- Doctors for the NHS, whose membership represents hundreds of years’ experience in the NHS, has issued a press release that warns of hidden dangers in the Health and Care Bill, currently making its way through Parliament.
- Fresh from its Annual General Meeting, the group formerly known as the NHS Consultants’ Association is calling for MPs to table a new Amendment with the Public Bill Committee, to definitively close a huge loophole in the Bill that would allow private companies to control NHS budgets and the services on which we all depend.
- Here is the Doctors for the NHS press release, issued on 6 October 2021
The enemy below: Health Minister’s promised NHS Bill amendment will not prevent private company piracy
The Health Minister’s promise of an amendment to the NHS Bill will not be enough to stop private companies taking part in decisions about NHS budgets and provision of services. Despite government assurances that private companies would not be allowed to sit on or influence the new Integrated Care Boards (ICBs) proposed by the Bill, Doctors for the NHS has learned of a deeper danger, which the government has so far hidden.
The Bill omits key powers of the new statutory Integrated Care Boards – to be inserted by secondary legislation without Parliamentary scrutiny, debate or vote, once the Bill has been enacted, according to “interim guidance” from NHS England.
The new Boards will be responsible for arranging for the provision of almost all NHS services in their geographical area but the Bill omits any mention of their power to delegate their functions.

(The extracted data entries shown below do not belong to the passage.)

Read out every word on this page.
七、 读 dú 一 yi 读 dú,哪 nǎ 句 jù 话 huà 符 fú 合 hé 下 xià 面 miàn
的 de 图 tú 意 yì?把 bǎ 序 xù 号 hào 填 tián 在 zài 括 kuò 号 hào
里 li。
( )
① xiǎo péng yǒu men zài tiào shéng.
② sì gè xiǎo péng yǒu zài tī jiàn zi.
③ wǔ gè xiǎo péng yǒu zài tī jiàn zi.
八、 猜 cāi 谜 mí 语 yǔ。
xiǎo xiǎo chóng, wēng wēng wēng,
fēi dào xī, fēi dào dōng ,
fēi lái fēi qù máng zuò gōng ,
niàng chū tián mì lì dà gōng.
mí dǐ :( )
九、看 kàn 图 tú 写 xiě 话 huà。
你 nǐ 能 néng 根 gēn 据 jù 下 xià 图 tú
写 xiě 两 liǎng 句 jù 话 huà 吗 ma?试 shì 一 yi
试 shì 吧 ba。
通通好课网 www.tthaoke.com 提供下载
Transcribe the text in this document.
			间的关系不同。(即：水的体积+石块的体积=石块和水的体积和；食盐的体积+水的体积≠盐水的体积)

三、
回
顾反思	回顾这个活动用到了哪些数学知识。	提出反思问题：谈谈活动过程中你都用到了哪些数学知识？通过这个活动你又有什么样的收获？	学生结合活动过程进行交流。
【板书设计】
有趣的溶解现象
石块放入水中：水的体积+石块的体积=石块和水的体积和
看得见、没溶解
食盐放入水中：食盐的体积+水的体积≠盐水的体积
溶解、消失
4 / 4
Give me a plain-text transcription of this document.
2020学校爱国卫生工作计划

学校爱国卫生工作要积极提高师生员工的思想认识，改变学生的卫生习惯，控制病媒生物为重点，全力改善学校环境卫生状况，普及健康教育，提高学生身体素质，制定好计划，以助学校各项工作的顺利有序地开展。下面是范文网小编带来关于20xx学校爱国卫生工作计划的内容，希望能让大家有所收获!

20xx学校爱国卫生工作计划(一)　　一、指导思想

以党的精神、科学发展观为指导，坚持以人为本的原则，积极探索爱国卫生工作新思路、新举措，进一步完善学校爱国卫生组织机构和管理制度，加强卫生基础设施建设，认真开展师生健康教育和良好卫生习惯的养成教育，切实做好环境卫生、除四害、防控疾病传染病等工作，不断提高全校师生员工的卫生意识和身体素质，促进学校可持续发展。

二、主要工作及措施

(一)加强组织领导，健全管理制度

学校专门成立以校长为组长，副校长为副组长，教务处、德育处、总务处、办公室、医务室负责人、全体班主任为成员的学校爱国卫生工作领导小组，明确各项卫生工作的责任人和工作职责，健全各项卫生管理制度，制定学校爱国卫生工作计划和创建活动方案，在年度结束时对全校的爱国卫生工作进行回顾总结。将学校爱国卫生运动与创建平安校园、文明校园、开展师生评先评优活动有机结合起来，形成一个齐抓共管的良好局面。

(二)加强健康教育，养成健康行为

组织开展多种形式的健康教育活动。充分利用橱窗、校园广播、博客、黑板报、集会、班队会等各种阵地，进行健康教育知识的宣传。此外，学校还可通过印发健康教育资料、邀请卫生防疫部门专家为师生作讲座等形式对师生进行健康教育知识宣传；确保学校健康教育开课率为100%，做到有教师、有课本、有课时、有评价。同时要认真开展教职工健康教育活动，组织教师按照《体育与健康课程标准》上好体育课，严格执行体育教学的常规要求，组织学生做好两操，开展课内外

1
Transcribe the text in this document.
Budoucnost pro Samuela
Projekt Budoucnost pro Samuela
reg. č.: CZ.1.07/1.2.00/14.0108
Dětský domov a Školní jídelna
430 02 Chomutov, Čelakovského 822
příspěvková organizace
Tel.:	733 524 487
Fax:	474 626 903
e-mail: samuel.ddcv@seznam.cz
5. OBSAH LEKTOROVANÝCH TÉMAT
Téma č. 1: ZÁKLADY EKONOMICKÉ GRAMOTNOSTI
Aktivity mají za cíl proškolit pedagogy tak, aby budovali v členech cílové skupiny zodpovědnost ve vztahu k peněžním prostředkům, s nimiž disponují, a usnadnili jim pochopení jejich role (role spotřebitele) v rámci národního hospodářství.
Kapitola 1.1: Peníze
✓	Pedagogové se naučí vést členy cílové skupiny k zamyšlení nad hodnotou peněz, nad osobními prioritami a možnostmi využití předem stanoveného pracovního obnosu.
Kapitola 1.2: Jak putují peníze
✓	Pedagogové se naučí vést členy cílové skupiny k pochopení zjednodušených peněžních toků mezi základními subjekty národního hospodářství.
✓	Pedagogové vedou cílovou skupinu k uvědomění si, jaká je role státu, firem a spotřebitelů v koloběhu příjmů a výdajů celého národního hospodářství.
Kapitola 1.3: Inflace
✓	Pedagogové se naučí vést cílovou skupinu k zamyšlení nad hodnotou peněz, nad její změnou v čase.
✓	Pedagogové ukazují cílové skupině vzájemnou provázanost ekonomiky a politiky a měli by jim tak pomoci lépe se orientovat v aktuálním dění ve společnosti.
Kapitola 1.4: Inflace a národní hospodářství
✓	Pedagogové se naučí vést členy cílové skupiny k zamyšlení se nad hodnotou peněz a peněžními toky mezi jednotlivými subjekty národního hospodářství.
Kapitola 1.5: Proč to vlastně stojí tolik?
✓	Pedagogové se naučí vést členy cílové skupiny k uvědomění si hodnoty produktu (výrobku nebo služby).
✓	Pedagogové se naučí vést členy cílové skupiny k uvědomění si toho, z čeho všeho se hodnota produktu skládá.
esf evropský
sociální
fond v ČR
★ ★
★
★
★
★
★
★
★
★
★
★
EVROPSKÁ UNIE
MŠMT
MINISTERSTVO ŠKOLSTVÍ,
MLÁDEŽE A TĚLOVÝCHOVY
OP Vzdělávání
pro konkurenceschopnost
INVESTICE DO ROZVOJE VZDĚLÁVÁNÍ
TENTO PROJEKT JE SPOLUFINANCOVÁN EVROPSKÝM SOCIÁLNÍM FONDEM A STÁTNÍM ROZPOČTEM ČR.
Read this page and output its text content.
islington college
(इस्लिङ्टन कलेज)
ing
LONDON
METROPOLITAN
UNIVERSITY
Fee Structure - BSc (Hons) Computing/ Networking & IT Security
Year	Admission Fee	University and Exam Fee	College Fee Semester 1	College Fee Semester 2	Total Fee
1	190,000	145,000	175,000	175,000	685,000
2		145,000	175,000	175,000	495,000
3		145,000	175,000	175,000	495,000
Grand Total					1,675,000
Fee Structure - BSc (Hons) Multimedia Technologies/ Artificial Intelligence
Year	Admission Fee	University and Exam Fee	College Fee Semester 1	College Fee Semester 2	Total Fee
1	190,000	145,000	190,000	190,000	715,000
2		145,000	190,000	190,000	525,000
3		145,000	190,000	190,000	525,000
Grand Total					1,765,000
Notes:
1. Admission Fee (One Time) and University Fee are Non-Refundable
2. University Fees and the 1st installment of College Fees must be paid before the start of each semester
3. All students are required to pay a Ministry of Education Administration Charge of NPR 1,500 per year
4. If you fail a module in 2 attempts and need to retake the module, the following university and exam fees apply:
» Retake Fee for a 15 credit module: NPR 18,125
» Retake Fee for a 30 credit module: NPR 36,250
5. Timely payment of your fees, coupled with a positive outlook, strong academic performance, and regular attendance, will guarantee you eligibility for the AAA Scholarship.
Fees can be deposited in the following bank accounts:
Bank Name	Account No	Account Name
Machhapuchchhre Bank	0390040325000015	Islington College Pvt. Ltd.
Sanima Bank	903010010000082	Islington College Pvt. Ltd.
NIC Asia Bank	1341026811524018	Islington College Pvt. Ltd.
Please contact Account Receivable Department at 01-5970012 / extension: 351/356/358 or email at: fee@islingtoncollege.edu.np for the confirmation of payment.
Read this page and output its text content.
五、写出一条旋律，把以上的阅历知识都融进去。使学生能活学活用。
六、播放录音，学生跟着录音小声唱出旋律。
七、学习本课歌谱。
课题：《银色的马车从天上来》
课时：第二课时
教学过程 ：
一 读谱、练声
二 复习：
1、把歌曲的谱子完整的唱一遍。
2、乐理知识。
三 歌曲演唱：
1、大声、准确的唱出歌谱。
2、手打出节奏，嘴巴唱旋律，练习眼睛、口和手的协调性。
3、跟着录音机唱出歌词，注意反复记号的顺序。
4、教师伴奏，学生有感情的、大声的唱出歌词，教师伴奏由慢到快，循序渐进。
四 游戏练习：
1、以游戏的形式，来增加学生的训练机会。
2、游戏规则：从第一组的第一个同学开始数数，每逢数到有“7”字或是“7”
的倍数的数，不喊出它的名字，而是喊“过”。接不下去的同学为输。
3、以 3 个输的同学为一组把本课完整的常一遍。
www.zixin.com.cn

Add to that the fact that NHS England has issued instructions that the Boards’ constitutions should include multiple means for delegating their functions to a whole array of unspecified bodies – including Provider Collaboratives, which are also not mentioned in the Bill.
This “interim guidance”, issued in August 2021, in particular, August 2021 NHSE interim guidance on Integrated Care Board Governance, says all the Integrated Care Board delegation of functions will only be legislated for by statutory instrument and statutory guidance – with no Parliamentary scrutiny – if and when the Health & Care Bill is passed and becomes law.
Clinical Commissioning Groups are now steaming ahead with plans for their successor Integrated Care Boards to delegate lots of their budgets, decision making and contracting to all sorts of bodies and joint committees. If it succeeds, this underhand attempt to conceal from lawmakers the power of statutory ICBs to delegate their functions would open the NHS door wider to increased influence from private companies.
DFNHS, along with other health campaigns, is now asking that a further amendment, already drafted, is added to the Bill (See proposed amendment, downloadable below), while it’s still in the Public Bill Committee stage. The amendment would prevent the delegation of powers by statutory Integrated Care Boards and so close this covert ‘back door’ to further, ongoing NHS privatisation. Without such an amendment the Bill, when enacted and extended by secondary legislation, would allow private companies to influence the NHS so that more healthcare ends up in private hands – with public money paying for it. All this with no parliamentary or even public scrutiny and over which Parliament would have absolutely no control.
Mr Colin Hutchinson, a retired Consultant eye surgeon and Chair of DFNHS, said:
‘Yet again, we have to ask: how many times must we call out the hidden dangers of private companies getting their hands on the ability to control NHS budgets and the services on which we all depend? Decisions on how public money is used should not be taken by persons that seek to profit from those decisions. There is no acknowledgment of that possibility by the Government. There seems to be no intention of allowing democratic scrutiny by Parliament. This fuels the suspicion that the vow to “protect the NHS” is nothing more than a cynical slogan. If this is not the intention, it should be easy to put right, now with a simple amendment.”